Nobody dislikes the comic strip Calvin & Hobbes. This is the premise of the documentary Looking for Mr. Watterson, and one I can personally attest to — I have never met a single person who didn't enjoy the wonderful art, the humor, the philosophy and/or the strip's creativity. I only know people who haven't read Calvin & Hobbes yet. This movie is made for that latter group — it's sincere, but just a little shallow.

The problem is that if you love Calvin & Hobbes enough to watch a documentary on it, then chances are you're also interested enough in the strip to already know most of what happened behind-the-scenes: creator Bill Watterson was and is a recluse, he famously refused to license the characters despite the strip's incredible popularity and the piles of money he stood to make, and he quit the strip in 1995 in large part in protest over the diminishing size of the comics page in newspapers. That's all Calvin & Hobbes 201 — the stuff you learn immediately after you start searching beyond the strip itself. There's very little here that you can't get from Watterson's Wikipedia page. And if you don't know these tales at this point, I have to imagine that you're also not going to spend 90-minutes watching a documentary on the comic strip, either.

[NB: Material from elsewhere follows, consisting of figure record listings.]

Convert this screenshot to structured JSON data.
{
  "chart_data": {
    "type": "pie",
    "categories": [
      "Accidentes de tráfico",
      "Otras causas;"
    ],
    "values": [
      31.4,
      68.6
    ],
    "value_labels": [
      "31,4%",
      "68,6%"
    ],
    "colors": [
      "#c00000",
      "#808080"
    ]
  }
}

Director Joel Allen Schroeder is in the very small part of the Venn diagram where he loves Calvin & Hobbes and yet apparently at no point ventured to learn a single additional thing about the strip or its creator until he started making this documentary, which consists of little beyond these very basic revelations.

That's not to say Dear Mr. Watterson is wholly without substance; it's cool to hear from Watterson's contemporaries, both cartoonists and syndicate people alike, and it's also nice to hear from today's artists about how Calvin & Hobbes influenced them. Additionally, the film's design work — the way it "draws" the strips on-screen — is both tasteful and elegant, but that's hardly a substitute for substance.

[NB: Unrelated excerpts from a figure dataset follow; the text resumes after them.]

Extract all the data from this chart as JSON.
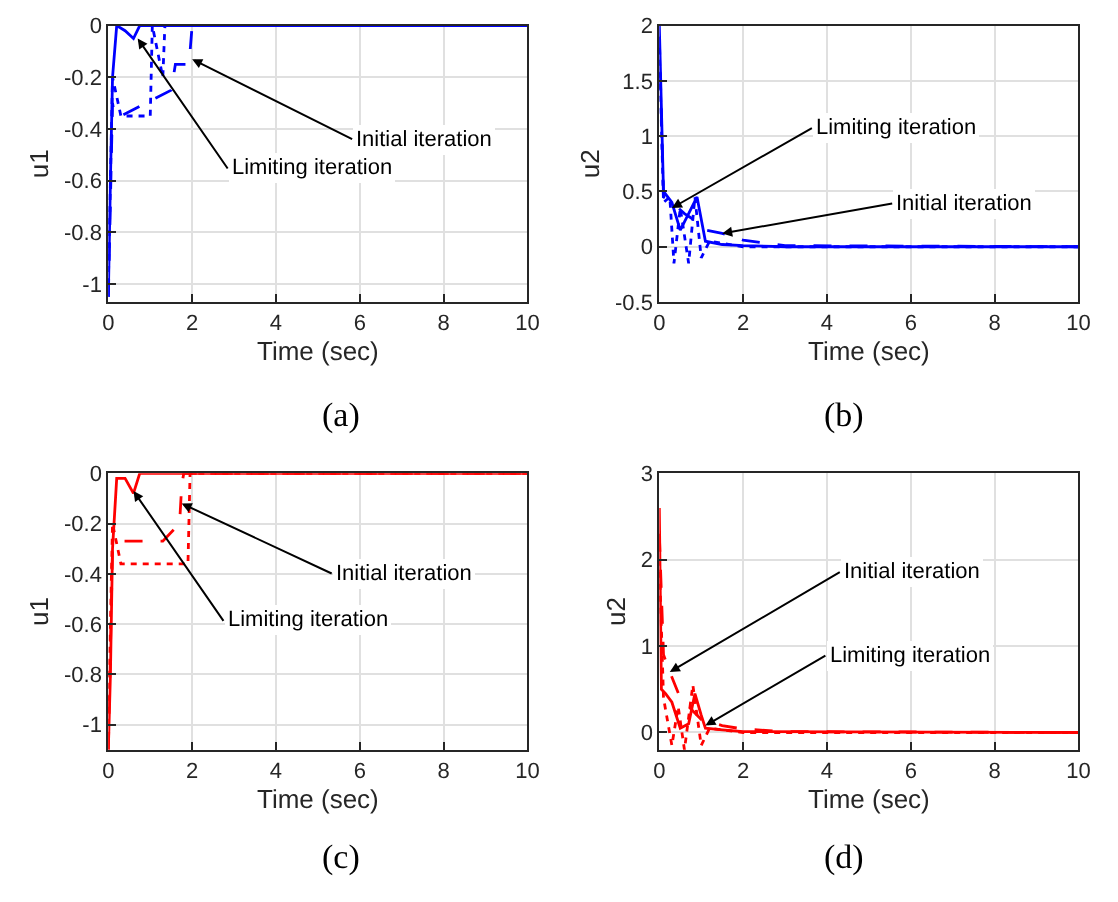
{
  "chart_data": [
    {
      "type": "line",
      "xlabel": "Time (sec)",
      "ylabel": "u1",
      "xlim": [
        0,
        10
      ],
      "xticks": [
        0,
        2,
        4,
        6,
        8,
        10
      ],
      "ylim": [
        -1.07,
        0
      ],
      "yticks": [
        -1,
        -0.8,
        -0.6,
        -0.4,
        -0.2,
        0
      ],
      "grid": true,
      "marker": "none",
      "series": [
        {
          "color": "#0000ff",
          "line_style": "dotted",
          "x": [
            0,
            0.1,
            0.3,
            1.0,
            1.05,
            1.3,
            1.35,
            10
          ],
          "values": [
            -1.0,
            -0.2,
            -0.35,
            -0.35,
            0,
            -0.2,
            0,
            0
          ]
        },
        {
          "color": "#0000ff",
          "line_style": "dashed",
          "x": [
            0,
            0.1,
            0.15,
            0.3,
            1.5,
            1.6,
            1.9,
            1.95,
            2.0,
            10
          ],
          "values": [
            -1.05,
            -0.3,
            -0.35,
            -0.35,
            -0.25,
            -0.15,
            -0.15,
            -0.1,
            0,
            0
          ]
        },
        {
          "color": "#0000ff",
          "line_style": "solid",
          "x": [
            0,
            0.05,
            0.1,
            0.2,
            0.4,
            0.6,
            0.75,
            10
          ],
          "values": [
            -1.05,
            -0.6,
            -0.2,
            0,
            -0.02,
            -0.05,
            0,
            0
          ]
        }
      ],
      "annotations": [
        {
          "text": "Initial iteration",
          "x": 2.0,
          "y": -0.13
        },
        {
          "text": "Limiting iteration",
          "x": 0.7,
          "y": -0.05
        },
        "(a)"
      ]
    },
    {
      "type": "line",
      "xlabel": "Time (sec)",
      "ylabel": "u2",
      "xlim": [
        0,
        10
      ],
      "xticks": [
        0,
        2,
        4,
        6,
        8,
        10
      ],
      "ylim": [
        -0.5,
        2
      ],
      "yticks": [
        -0.5,
        0,
        0.5,
        1,
        1.5,
        2
      ],
      "grid": true,
      "marker": "none",
      "series": [
        {
          "color": "#0000ff",
          "line_style": "dotted",
          "x": [
            0,
            0.1,
            0.25,
            0.35,
            0.5,
            0.7,
            0.85,
            1.0,
            1.2,
            2,
            10
          ],
          "values": [
            1.8,
            0.4,
            0.45,
            -0.15,
            0.35,
            -0.15,
            0.45,
            -0.1,
            0.05,
            0,
            0
          ]
        },
        {
          "color": "#0000ff",
          "line_style": "dashed",
          "x": [
            0,
            0.1,
            0.3,
            0.6,
            1.0,
            1.1,
            1.5,
            2,
            3,
            10
          ],
          "values": [
            1.9,
            0.45,
            0.4,
            0.3,
            0.2,
            0.15,
            0.12,
            0.06,
            0.01,
            0
          ]
        },
        {
          "color": "#0000ff",
          "line_style": "solid",
          "x": [
            0,
            0.1,
            0.3,
            0.5,
            0.7,
            0.9,
            1.1,
            1.5,
            2,
            3,
            10
          ],
          "values": [
            2.0,
            0.5,
            0.4,
            0.15,
            0.3,
            0.45,
            0.05,
            0.02,
            0.01,
            0,
            0
          ]
        }
      ],
      "annotations": [
        {
          "text": "Limiting iteration",
          "x": 0.3,
          "y": 0.35
        },
        {
          "text": "Initial iteration",
          "x": 1.5,
          "y": 0.12
        },
        "(b)"
      ]
    },
    {
      "type": "line",
      "xlabel": "Time (sec)",
      "ylabel": "u1",
      "xlim": [
        0,
        10
      ],
      "xticks": [
        0,
        2,
        4,
        6,
        8,
        10
      ],
      "ylim": [
        -1.1,
        0
      ],
      "yticks": [
        -1,
        -0.8,
        -0.6,
        -0.4,
        -0.2,
        0
      ],
      "grid": true,
      "marker": "none",
      "series": [
        {
          "color": "#ff0000",
          "line_style": "dotted",
          "x": [
            0,
            0.1,
            0.3,
            1.9,
            1.95,
            10
          ],
          "values": [
            -1.0,
            -0.2,
            -0.36,
            -0.36,
            0,
            0
          ]
        },
        {
          "color": "#ff0000",
          "line_style": "dashed",
          "x": [
            0,
            0.1,
            0.3,
            1.3,
            1.7,
            1.75,
            1.8,
            10
          ],
          "values": [
            -1.1,
            -0.3,
            -0.27,
            -0.27,
            -0.2,
            -0.05,
            0,
            0
          ]
        },
        {
          "color": "#ff0000",
          "line_style": "solid",
          "x": [
            0,
            0.05,
            0.1,
            0.2,
            0.4,
            0.6,
            0.75,
            10
          ],
          "values": [
            -1.1,
            -0.8,
            -0.3,
            -0.02,
            -0.02,
            -0.08,
            0,
            0
          ]
        }
      ],
      "annotations": [
        {
          "text": "Initial iteration",
          "x": 1.75,
          "y": -0.12
        },
        {
          "text": "Limiting iteration",
          "x": 0.6,
          "y": -0.07
        },
        "(c)"
      ]
    },
    {
      "type": "line",
      "xlabel": "Time (sec)",
      "ylabel": "u2",
      "xlim": [
        0,
        10
      ],
      "xticks": [
        0,
        2,
        4,
        6,
        8,
        10
      ],
      "ylim": [
        -0.2,
        3
      ],
      "yticks": [
        0,
        1,
        2,
        3
      ],
      "grid": true,
      "marker": "none",
      "series": [
        {
          "color": "#ff0000",
          "line_style": "dotted",
          "x": [
            0,
            0.1,
            0.3,
            0.45,
            0.6,
            0.8,
            1.0,
            1.2,
            2,
            10
          ],
          "values": [
            2.0,
            0.4,
            -0.15,
            0.3,
            -0.2,
            0.55,
            -0.15,
            0.05,
            0,
            0
          ]
        },
        {
          "color": "#ff0000",
          "line_style": "dashed",
          "x": [
            0,
            0.1,
            0.25,
            0.5,
            1.0,
            1.5,
            2,
            3,
            10
          ],
          "values": [
            2.3,
            0.9,
            0.7,
            0.4,
            0.15,
            0.08,
            0.04,
            0.01,
            0
          ]
        },
        {
          "color": "#ff0000",
          "line_style": "solid",
          "x": [
            0,
            0.05,
            0.15,
            0.3,
            0.5,
            0.7,
            0.85,
            1.0,
            1.1,
            1.5,
            2,
            10
          ],
          "values": [
            2.6,
            0.5,
            0.45,
            0.35,
            0.05,
            0.1,
            0.45,
            0.2,
            0.05,
            0.03,
            0.01,
            0
          ]
        }
      ],
      "annotations": [
        {
          "text": "Initial iteration",
          "x": 0.25,
          "y": 0.7
        },
        {
          "text": "Limiting iteration",
          "x": 1.1,
          "y": 0.08
        },
        "(d)"
      ]
    }
  ]
}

The biggest problem is that Watterson himself is nowhere to be found. It's not surprising, of course; the man has turned down 99% of all interviews offered to him even during the height of Calvin & Hobbes' fame, and refused 100% of the photos people wanted to take of him — why would he change his mind now just because a fan got it in his head to make a documentary? But his absence is a gaping hole in the film, a silence that practically drowns out everyone else who has to speak for him, many times guessing what Watterson was thinking and doing.

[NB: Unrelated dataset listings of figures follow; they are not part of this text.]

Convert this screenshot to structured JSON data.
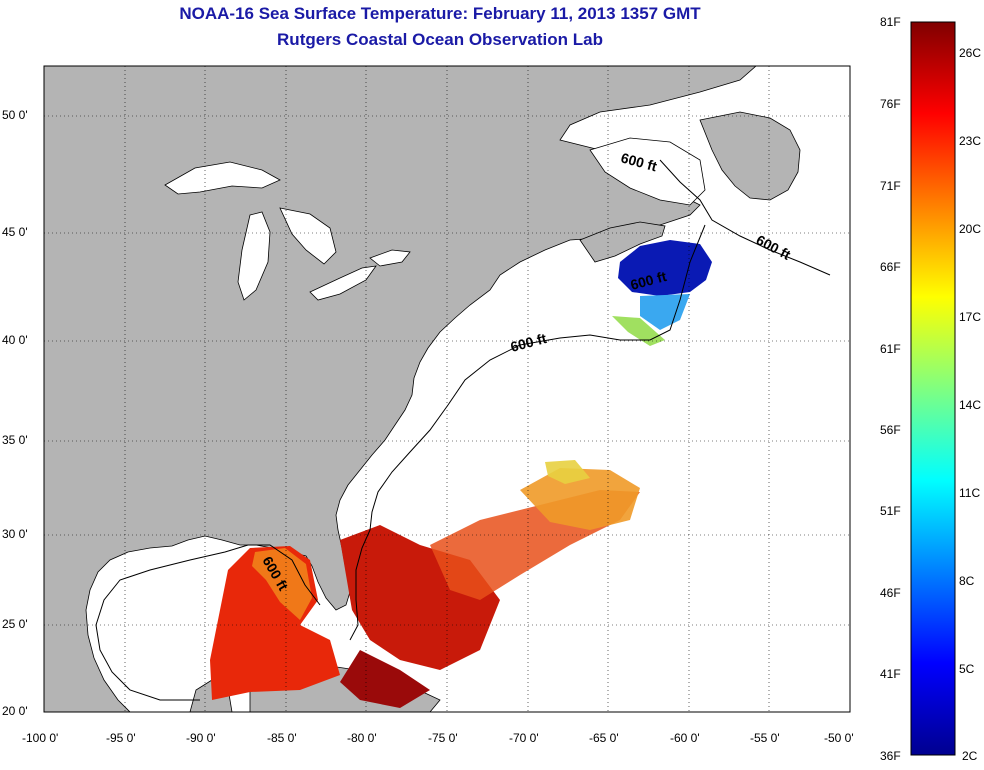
{
  "title": "NOAA-16 Sea Surface Temperature:  February 11, 2013 1357 GMT",
  "subtitle": "Rutgers Coastal Ocean Observation Lab",
  "map": {
    "lon_range": [
      -100,
      -50
    ],
    "lat_range": [
      20,
      52.5
    ],
    "lon_ticks": [
      "-100 0'",
      "-95 0'",
      "-90 0'",
      "-85 0'",
      "-80 0'",
      "-75 0'",
      "-70 0'",
      "-65 0'",
      "-60 0'",
      "-55 0'",
      "-50 0'"
    ],
    "lat_ticks": [
      "50 0'",
      "45 0'",
      "40 0'",
      "35 0'",
      "30 0'",
      "25 0'",
      "20 0'"
    ],
    "grid": "dotted",
    "land_color": "#b4b4b4",
    "ocean_color": "#ffffff",
    "contour_labels": [
      "600 ft",
      "600 ft",
      "600 ft",
      "600 ft",
      "600 ft"
    ]
  },
  "colorbar": {
    "range_f": [
      36,
      81
    ],
    "range_c": [
      2,
      27
    ],
    "f_labels": [
      "81F",
      "76F",
      "71F",
      "66F",
      "61F",
      "56F",
      "51F",
      "46F",
      "41F",
      "36F"
    ],
    "c_labels": [
      "26C",
      "23C",
      "20C",
      "17C",
      "14C",
      "11C",
      "8C",
      "5C",
      "2C"
    ],
    "colors": [
      "#00008f",
      "#0000ff",
      "#0080ff",
      "#00ffff",
      "#80ff80",
      "#ffff00",
      "#ff8000",
      "#ff0000",
      "#800000"
    ]
  }
}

As such, Schroeder scrambles to fill up the movie's 85-minute run time, and it's obvious. The film's first 32 minutes contain little but repetitive fan and professional praise for the strip, as well as a shockingly lengthy scene where Schroeder goes into the archives of the Chagrin Falls, Ohio library (where Watterson lived, and used frequently for his art) to read old Calvin & Hobbes strips on camera) so it's a long time before the documentary even gets around to the limited information it has to present. We know already Calvin & Hobbes is pretty great; that's the whole reason we've bothered to watch this thing in the first place.

In the end, Dear Mr. Watterson is well-meaning and certainly reverent, but a documentary that consists of little but people hypothesizing about what Bill Watterson was thinking and doing isn't much of a documentary. Dear Mr. Watterson may be a love letter to Calvin & Hobbes and its creator, but until Mr. Watterson decides to write back, it doesn't have much to talk about.